The features are airline, fligt code, depature city, stops, departure time, arrival time, arrival city, class, duration, days left, and price. By this, it's clear that we want to predict only 1 feature, the price and using all the other feautres.
Strategy
Of course the first thing that I need to do is explore the data. I want to know a little bit more about the data, what are the datatypes, how various are the data.
dfAfter that, I knew that I could drop the unnamed and flight number coloumn because it's not really necessary to predict the price. Also, there are some features like airline, source city, depature and arrival time, and destination city that have several values that could be on hot encoded.
Since it's a price, Regression maybe a good fit for the data.

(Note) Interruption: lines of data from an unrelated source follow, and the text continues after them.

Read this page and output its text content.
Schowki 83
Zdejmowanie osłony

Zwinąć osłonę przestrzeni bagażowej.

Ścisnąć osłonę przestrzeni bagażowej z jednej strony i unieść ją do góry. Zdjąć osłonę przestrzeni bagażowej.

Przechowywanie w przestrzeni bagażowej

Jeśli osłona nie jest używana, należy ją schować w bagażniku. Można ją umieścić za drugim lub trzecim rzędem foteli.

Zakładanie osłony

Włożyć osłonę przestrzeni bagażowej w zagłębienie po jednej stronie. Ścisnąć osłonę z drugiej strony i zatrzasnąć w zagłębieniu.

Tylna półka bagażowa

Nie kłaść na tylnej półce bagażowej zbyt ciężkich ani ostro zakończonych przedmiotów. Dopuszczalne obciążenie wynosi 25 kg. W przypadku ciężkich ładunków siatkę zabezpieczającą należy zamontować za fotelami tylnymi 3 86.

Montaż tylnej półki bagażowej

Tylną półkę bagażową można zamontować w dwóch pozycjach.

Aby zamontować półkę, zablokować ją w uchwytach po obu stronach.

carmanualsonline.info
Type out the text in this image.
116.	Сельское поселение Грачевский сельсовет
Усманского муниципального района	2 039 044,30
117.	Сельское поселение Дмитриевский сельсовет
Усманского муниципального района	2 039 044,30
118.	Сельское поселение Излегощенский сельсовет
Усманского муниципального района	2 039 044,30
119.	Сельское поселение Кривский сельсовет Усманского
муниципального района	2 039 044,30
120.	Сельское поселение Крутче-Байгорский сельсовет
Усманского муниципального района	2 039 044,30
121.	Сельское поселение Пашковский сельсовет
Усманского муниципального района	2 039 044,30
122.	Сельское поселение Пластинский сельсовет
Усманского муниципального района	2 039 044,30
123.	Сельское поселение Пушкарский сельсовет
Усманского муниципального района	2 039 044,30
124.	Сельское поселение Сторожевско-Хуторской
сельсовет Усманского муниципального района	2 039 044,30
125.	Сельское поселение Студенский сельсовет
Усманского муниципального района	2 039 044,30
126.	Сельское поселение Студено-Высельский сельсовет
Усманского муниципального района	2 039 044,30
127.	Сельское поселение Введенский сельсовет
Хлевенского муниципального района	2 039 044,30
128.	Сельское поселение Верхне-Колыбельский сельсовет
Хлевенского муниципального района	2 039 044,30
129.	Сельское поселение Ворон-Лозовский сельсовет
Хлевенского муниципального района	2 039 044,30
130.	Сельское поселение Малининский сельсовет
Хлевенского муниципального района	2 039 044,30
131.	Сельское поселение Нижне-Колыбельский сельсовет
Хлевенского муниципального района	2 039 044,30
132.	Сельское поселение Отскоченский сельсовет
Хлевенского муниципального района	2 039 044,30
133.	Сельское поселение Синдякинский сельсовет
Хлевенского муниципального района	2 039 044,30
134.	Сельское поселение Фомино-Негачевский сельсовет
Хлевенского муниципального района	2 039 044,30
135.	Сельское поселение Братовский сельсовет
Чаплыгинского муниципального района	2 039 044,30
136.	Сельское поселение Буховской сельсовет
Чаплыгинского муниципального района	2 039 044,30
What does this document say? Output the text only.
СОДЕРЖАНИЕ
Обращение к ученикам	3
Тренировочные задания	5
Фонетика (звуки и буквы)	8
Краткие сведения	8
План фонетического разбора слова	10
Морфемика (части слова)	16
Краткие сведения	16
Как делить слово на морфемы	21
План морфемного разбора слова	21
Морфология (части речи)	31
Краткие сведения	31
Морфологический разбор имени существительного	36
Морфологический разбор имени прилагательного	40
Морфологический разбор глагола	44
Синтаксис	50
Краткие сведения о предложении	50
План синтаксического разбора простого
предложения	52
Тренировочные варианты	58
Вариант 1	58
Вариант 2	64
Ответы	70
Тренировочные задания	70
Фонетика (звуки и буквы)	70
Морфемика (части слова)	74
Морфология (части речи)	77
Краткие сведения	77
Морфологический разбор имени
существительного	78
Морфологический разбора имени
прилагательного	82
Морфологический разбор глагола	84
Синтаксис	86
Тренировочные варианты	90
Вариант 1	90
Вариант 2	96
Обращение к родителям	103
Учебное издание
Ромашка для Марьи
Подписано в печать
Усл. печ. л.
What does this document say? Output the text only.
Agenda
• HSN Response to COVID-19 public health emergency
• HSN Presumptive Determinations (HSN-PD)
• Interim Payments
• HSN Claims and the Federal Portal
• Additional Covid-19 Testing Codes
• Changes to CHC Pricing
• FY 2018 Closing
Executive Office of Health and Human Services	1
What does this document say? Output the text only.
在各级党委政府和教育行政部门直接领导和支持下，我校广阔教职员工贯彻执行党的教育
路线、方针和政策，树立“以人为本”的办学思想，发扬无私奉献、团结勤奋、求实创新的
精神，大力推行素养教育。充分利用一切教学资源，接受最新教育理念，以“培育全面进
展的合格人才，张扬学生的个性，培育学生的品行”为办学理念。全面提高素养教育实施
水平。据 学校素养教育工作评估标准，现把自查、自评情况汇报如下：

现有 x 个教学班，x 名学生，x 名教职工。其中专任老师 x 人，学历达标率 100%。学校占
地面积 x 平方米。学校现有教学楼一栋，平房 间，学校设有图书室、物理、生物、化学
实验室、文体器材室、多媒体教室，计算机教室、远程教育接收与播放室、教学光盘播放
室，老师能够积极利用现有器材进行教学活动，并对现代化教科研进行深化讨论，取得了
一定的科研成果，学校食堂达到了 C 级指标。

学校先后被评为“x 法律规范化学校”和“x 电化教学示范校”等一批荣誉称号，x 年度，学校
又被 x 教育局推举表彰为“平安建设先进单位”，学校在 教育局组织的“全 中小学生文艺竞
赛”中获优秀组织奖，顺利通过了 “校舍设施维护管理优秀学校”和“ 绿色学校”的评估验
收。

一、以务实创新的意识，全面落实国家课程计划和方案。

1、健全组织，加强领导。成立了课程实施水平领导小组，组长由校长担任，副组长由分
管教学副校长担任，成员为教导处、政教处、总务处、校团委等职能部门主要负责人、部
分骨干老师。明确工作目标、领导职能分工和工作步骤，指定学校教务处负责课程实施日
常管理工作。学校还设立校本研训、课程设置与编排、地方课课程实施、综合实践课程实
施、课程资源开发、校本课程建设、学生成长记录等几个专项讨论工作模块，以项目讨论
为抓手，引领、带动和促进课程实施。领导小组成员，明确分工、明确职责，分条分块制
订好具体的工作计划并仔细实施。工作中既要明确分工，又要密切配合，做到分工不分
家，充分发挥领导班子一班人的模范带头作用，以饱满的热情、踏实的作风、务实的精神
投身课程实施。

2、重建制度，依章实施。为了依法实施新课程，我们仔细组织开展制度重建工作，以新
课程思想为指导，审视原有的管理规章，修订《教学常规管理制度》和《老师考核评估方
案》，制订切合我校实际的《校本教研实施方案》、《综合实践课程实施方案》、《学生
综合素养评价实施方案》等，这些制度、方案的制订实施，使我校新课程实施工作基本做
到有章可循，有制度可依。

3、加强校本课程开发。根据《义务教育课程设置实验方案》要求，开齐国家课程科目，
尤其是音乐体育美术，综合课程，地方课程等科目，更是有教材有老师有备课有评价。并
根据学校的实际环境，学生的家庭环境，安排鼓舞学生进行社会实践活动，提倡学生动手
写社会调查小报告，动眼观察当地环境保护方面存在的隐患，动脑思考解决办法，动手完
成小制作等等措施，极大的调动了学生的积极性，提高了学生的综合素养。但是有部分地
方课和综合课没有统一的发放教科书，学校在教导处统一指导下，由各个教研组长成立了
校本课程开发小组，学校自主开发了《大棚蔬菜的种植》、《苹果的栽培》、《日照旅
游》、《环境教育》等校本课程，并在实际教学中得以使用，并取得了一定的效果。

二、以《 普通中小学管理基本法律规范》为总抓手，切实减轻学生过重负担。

Model Using the scikit library, I imported regression and train_test_split. The train test split is quite common 80:20.
reg = RandomForestRegressor(n_jobs=-1) #reduce process
reg.fit(X_train, y_train)
reg.score(X_test, y_test)
I got the score of 98.56%. This is super high and quite accurate model.
Afterwards, I search for the most important features to determine the prices.
importances = dict(zip(reg.feature_names_in_, reg.feature_importances_))
sorted_importances = sorted(importances.items(), key=lambda x: x[1], reverse=True)
sorted_importances
As expected, the most important feature here is indeed the class. Obviously, the Business Class would cost significantly more than the Economy Class.
In order to try to improve the model, I tried to tune the Hyperparameter.
from sklearn.model_selection import RandomizedSearchCV
from scipy.stats import randint
param_dist = {
'n_estimators':randint(10,100),
'max_depth': [10,20],
'min_samples_split': randint(2,11),
'min_samples_leaf': randint(1,5),
'max_features': [1.0, 'sqrt']
}
reg = RandomForestRegressor(n_jobs=-1)
random_search = RandomizedSearchCV(estimator=reg, param_distributions = param_dist, n_iter = 2, cv = 3,
scoring = 'neg_mean_squared_error', verbose= 2, random_state=10, n_jobs =-1)
random_search.fit(X_train, y_train)
best_regressor = random_search.best_estimator_
This would gave me the best reggresor that could be found. Of course, to tune the parameter, I could also tune several parameters manually, for example the n_estimators, or the max_depth.
However, 98.5% is already a very good model. This may happened cause the data is already pre-cleaned, also pre-processed.